USD 0,0000
EUR 0,0000
USD/EUR 0,00
ALTIN 000,00
BİST 0.000

Kaçakçılık olgusu devletten tamamen bağımsız yaşayamaz...

07-02-2018

Geçtiğimiz yazdan kışa kadar geçen 6-7 aylık süreci üstünkörü taradım. 

Bakınız altını çizerek 'üstünkörü' ifadesini kullanıyorum.

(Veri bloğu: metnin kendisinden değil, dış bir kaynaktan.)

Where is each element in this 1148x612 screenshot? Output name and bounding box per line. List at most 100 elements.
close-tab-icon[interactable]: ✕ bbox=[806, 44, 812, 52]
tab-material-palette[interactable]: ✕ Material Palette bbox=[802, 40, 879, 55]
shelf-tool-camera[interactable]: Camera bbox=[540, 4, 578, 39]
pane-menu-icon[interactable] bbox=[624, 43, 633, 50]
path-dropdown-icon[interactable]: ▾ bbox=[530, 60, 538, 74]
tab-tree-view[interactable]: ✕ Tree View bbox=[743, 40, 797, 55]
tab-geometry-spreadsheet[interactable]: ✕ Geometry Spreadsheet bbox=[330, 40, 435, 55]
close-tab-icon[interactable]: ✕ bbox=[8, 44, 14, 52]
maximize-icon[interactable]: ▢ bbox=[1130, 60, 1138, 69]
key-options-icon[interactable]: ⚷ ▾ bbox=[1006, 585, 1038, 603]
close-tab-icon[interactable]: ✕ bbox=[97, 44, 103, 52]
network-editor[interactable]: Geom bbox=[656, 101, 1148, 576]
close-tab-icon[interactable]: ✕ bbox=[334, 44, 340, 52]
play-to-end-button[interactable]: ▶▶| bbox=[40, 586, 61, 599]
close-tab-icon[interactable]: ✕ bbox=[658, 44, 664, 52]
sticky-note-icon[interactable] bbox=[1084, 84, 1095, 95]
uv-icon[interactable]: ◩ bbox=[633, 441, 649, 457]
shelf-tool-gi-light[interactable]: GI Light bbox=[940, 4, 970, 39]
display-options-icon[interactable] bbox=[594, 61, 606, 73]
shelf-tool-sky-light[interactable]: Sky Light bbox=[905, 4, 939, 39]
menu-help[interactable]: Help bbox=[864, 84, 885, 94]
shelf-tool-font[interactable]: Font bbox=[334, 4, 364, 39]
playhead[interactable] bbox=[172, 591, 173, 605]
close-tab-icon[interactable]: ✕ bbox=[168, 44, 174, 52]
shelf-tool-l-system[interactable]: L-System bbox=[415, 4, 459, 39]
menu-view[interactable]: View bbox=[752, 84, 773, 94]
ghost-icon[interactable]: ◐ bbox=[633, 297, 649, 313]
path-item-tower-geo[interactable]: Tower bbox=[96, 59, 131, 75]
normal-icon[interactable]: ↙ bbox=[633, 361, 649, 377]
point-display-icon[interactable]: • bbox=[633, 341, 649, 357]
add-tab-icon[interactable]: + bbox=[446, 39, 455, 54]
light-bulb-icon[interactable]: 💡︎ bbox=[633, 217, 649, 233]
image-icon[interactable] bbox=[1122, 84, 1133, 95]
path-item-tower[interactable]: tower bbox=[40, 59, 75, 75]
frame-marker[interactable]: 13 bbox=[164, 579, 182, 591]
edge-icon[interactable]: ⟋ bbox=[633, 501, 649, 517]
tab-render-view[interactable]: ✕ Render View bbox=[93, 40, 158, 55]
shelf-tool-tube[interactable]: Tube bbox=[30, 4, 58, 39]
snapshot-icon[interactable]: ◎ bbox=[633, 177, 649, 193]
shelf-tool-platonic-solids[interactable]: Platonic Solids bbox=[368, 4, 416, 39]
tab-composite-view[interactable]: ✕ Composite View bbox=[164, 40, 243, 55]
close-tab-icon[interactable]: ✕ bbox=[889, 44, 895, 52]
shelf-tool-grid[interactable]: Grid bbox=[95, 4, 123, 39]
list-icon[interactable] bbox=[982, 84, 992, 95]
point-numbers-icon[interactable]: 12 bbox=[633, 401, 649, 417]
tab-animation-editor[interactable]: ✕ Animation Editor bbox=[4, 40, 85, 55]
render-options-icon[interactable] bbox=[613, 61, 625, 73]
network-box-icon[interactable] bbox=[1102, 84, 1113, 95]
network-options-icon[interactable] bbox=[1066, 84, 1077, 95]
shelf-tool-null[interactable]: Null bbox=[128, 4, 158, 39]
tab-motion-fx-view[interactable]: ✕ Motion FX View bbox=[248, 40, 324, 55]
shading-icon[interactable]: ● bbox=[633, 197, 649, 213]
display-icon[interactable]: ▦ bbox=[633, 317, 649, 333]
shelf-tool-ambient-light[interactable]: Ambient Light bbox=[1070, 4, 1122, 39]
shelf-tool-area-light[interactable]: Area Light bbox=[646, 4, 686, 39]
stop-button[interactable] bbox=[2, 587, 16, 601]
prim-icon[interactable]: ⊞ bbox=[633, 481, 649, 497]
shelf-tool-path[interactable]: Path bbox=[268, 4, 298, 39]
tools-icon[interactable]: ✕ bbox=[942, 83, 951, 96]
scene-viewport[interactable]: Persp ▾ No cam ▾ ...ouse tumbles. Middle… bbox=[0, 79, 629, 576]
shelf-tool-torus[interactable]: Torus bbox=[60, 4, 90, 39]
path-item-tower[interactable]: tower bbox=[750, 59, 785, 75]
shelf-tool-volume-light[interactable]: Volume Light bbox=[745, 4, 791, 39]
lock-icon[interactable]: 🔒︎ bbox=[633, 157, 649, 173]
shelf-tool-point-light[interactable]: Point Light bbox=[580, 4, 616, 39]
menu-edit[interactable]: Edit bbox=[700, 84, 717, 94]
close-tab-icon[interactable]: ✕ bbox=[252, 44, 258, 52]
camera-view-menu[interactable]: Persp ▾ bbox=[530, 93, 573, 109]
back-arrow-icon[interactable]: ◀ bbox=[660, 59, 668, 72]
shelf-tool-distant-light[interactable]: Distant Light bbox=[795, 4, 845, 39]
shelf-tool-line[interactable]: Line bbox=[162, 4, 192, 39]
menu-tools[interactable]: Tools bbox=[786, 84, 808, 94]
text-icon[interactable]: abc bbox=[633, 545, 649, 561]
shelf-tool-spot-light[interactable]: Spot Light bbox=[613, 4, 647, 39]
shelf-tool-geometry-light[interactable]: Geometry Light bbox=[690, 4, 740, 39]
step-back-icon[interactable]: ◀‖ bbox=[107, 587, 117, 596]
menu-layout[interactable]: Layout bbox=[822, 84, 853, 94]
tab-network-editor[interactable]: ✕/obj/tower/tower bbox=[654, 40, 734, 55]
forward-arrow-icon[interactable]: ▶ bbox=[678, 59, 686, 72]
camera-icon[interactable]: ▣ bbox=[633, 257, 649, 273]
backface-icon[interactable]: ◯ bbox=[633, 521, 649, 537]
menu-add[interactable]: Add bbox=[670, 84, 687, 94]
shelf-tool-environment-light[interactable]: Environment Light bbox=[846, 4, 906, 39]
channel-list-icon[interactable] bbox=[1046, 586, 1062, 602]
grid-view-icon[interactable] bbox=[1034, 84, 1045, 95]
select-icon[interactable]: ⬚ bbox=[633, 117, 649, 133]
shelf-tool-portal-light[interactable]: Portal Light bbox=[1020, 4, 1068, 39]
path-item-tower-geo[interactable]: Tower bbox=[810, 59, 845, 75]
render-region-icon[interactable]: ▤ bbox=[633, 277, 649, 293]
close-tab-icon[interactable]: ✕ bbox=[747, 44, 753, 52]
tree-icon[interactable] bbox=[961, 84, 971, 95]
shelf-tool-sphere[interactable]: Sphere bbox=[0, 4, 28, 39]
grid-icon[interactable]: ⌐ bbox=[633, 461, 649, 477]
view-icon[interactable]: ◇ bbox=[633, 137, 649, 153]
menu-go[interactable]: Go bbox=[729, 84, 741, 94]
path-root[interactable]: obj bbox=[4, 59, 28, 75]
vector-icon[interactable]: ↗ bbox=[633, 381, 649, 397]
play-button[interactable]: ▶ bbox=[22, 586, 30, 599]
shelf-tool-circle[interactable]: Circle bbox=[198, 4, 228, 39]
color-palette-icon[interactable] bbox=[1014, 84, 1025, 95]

Zira çok detaylı bir araştırma dahi yapmadan ortaya çıkan vahim tabloyu adlandırmak başka türlü mümkün olmayacaktı...

Tarih; 20 Temmuz 2017. 

Türkmenköy kavşağında polis ekipleri tarafından düzenlenen operasyonda Güney Kıbrıs’tan kaçak olarak KKTC’ye geçirilen 230 kilo kemiksiz sığır eti ele geçirildi.

Tarih; 23 Eylül 2017. 

Polis Genel Müdürlüğü’ne bağlı Narkotik ve Kaçakçılığı Önleme Müdürlüğü ekiplerinin Köprülü-Türkmenköy arasında düzenlediği operasyonda yaklaşık 2 buçuk ton kaçak sığır eti ile sığır ciğeri ele geçirildi.

Tarih; 29 Eylül 2017. 

Beyarmudu'ndan Demirhan bölgesine kadar devam eden takip sonucu polis ekipleri tarafından durdurulan bir salon araç içerisinde yapılan kontrolde Güney Kıbrıs'tan kaçak olarak ülkeye ithal edildiği tespit edilen 300 kilo kemikli sığır eti bulundu.

Tarih; 1 Kasım 2017. 

Narkotik ve Kaçakçılığı Önleme Müdürlüğü ekiplerinin dün Beyarmudu-Dörtyol arasında gerçekleştirdiği devriye görevi sırasında 250 kilogram kaçak et ele geçirildi. 

Tarih; 5 Aralık 2017. 

Polis, Metehan Sınır Kapısı’nda Güney Kıbrıs’tan KKTC’ye geçirilmek istenen 300 kilo kaçak et ele geçirdi.

Tarih; 22 Aralık 2017. 

Demirhan’da yapılan operasyonda bir araçta 900 kilo kaçak sığır eti bulundu. 

*

Sadece 6-7 ayda tonlarca kaçak etin yakalanması ne demektir biliyor musunuz?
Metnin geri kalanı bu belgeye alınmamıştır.